Step 3 is where I want to stop.

Step 3 is a second sweep across every repository that participated in step 2 — re-opening each service, deleting the flag, re-deploying. It is the most expensive part of the migration and the easiest to defer indefinitely. Most migrations never finish step 3.

There is a cheaper version of the same plan. Change the flag's polarity.

Instead of graviton = true, expose legacy_x86 = true. The default — the result of doing nothing — is now the migration target. Step 2 becomes "services that aren't ready opt out". Step 3 becomes "the platform team deletes the flag handling in a single PR". No second sweep. No long tail.

The same trap shows up outside of infrastructure. When we migrated our protobuf TypeScript generation from one toolchain to another, every package depended on a build script called proto:gen to produce its TypeScript bindings. The natural instinct was:

  1. Introduce a second build script proto:gen:v2 next to the existing proto:gen.
  2. Migrate every package to call proto:gen:v2 (touch every repository).
  3. Once every package is on v2, delete the old script and rename proto:gen:v2 back to proto:gen (touch every repository again).

Same shape. Two sweeps.

The polarity-flipped version:

  1. Rename the existing script to proto:gen:classic (touch every repository, but no behavior change).
  2. Introduce the new generator under the canonical proto:gen name. New code lands on it by default.
  3. Migrate packages off proto:gen:classic opportunistically, and delete it once nothing depends on it.

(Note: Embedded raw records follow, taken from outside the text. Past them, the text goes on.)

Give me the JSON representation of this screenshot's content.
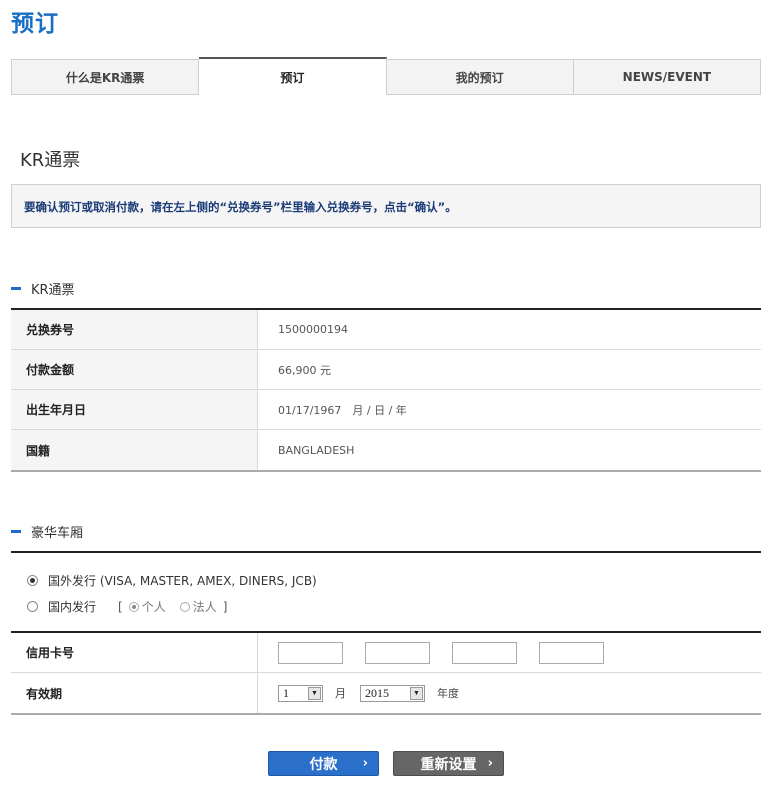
{
  "page": {
    "title": "预订"
  },
  "tabs": [
    {
      "label": "什么是KR通票",
      "active": false
    },
    {
      "label": "预订",
      "active": true
    },
    {
      "label": "我的预订",
      "active": false
    },
    {
      "label": "NEWS/EVENT",
      "active": false
    }
  ],
  "section": {
    "title": "KR通票"
  },
  "notice": {
    "text": "要确认预订或取消付款，请在左上侧的“兑换券号”栏里输入兑换券号，点击“确认”。"
  },
  "pass_info": {
    "heading": "KR通票",
    "rows": [
      {
        "label": "兑换券号",
        "value": "1500000194"
      },
      {
        "label": "付款金额",
        "value": "66,900 元"
      },
      {
        "label": "出生年月日",
        "value": "01/17/1967　月 / 日 / 年"
      },
      {
        "label": "国籍",
        "value": "BANGLADESH"
      }
    ]
  },
  "payment": {
    "heading": "豪华车厢",
    "option_foreign": "国外发行 (VISA, MASTER, AMEX, DINERS, JCB)",
    "option_domestic": "国内发行",
    "bracket_open": "[",
    "bracket_close": "]",
    "sub_personal": "个人",
    "sub_corporate": "法人",
    "selected_option": "foreign",
    "card_number_label": "信用卡号",
    "card_number_values": [
      "",
      "",
      "",
      ""
    ],
    "expiry_label": "有效期",
    "expiry_month": "1",
    "month_unit": "月",
    "expiry_year": "2015",
    "year_unit": "年度"
  },
  "buttons": {
    "pay": "付款",
    "reset": "重新设置"
  },
  "colors": {
    "accent": "#1a6fc4",
    "notice_text": "#1c3c78",
    "pay_button": "#2a6fc9",
    "reset_button": "#666666"
  }
}
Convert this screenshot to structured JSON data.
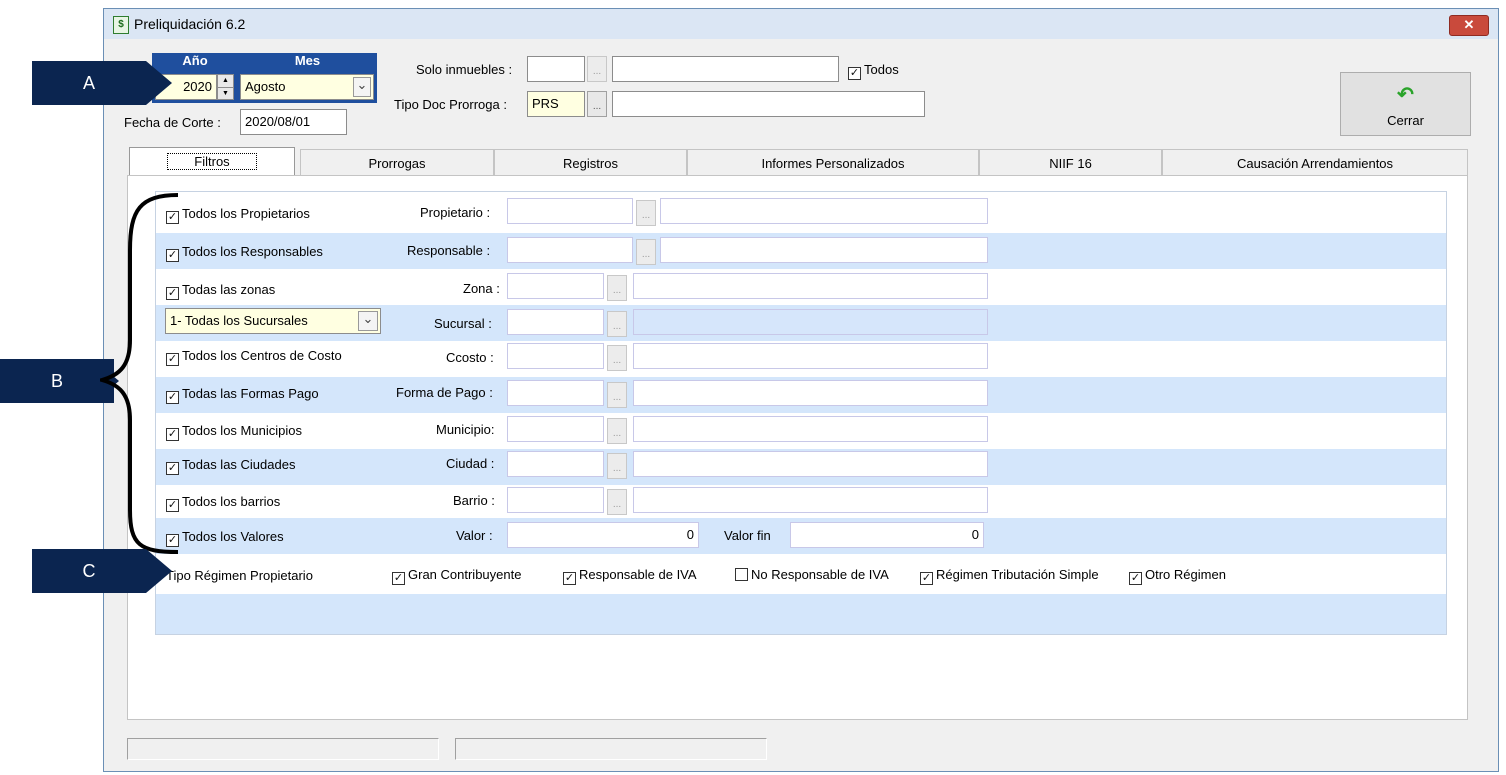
{
  "window": {
    "title": "Preliquidación 6.2",
    "close_glyph": "✕",
    "icon": "spreadsheet-icon"
  },
  "header": {
    "year_label": "Año",
    "month_label": "Mes",
    "year_value": "2020",
    "month_value": "Agosto",
    "cutoff_label": "Fecha de Corte :",
    "cutoff_value": "2020/08/01",
    "solo_inmuebles_label": "Solo inmuebles :",
    "solo_inmuebles_code": "",
    "solo_inmuebles_name": "",
    "todos_label": "Todos",
    "tipo_doc_label": "Tipo Doc Prorroga :",
    "tipo_doc_value": "PRS",
    "tipo_doc_name": "",
    "close_button": "Cerrar",
    "dots": "..."
  },
  "tabs": [
    {
      "label": "Filtros"
    },
    {
      "label": "Prorrogas"
    },
    {
      "label": "Registros"
    },
    {
      "label": "Informes Personalizados"
    },
    {
      "label": "NIIF 16"
    },
    {
      "label": "Causación Arrendamientos"
    }
  ],
  "filters": {
    "rows": [
      {
        "check_label": "Todos los Propietarios",
        "field_label": "Propietario :"
      },
      {
        "check_label": "Todos los Responsables",
        "field_label": "Responsable :"
      },
      {
        "check_label": "Todas las zonas",
        "field_label": "Zona :"
      },
      {
        "select_value": "1- Todas los Sucursales",
        "field_label": "Sucursal :"
      },
      {
        "check_label": "Todos los Centros de Costo",
        "field_label": "Ccosto :"
      },
      {
        "check_label": "Todas las Formas Pago",
        "field_label": "Forma de Pago :"
      },
      {
        "check_label": "Todos los Municipios",
        "field_label": "Municipio:"
      },
      {
        "check_label": "Todas las Ciudades",
        "field_label": "Ciudad :"
      },
      {
        "check_label": "Todos los barrios",
        "field_label": "Barrio :"
      },
      {
        "check_label": "Todos los Valores",
        "field_label": "Valor :",
        "value": "0",
        "value_end_label": "Valor fin",
        "value_end": "0"
      }
    ],
    "regimen": {
      "label": "Tipo Régimen Propietario",
      "options": [
        {
          "label": "Gran Contribuyente",
          "checked": "✓"
        },
        {
          "label": "Responsable de IVA",
          "checked": "✓"
        },
        {
          "label": "No Responsable de IVA",
          "checked": ""
        },
        {
          "label": "Régimen Tributación Simple",
          "checked": "✓"
        },
        {
          "label": "Otro Régimen",
          "checked": "✓"
        }
      ]
    }
  },
  "callouts": {
    "a": "A",
    "b": "B",
    "c": "C"
  },
  "glyphs": {
    "check": "✓",
    "chevron": "⌄",
    "spin_up": "▲",
    "spin_down": "▼",
    "undo": "↶"
  }
}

proto:gen always means the current canonical generator, so no package has to touch its build script just to keep up with the migration.

The underlying idea has a name borrowed from API design: the pit of success. Doing nothing should land you in the state you want. A flag — or a script name, or a default config — that points away from the target inverts that. Doing nothing keeps you in the past.

So when I find myself proposing a migration flag, I ask:

If every team ignores my Slack message, where do they end up?

If the answer is the old behavior, I flip the flag around.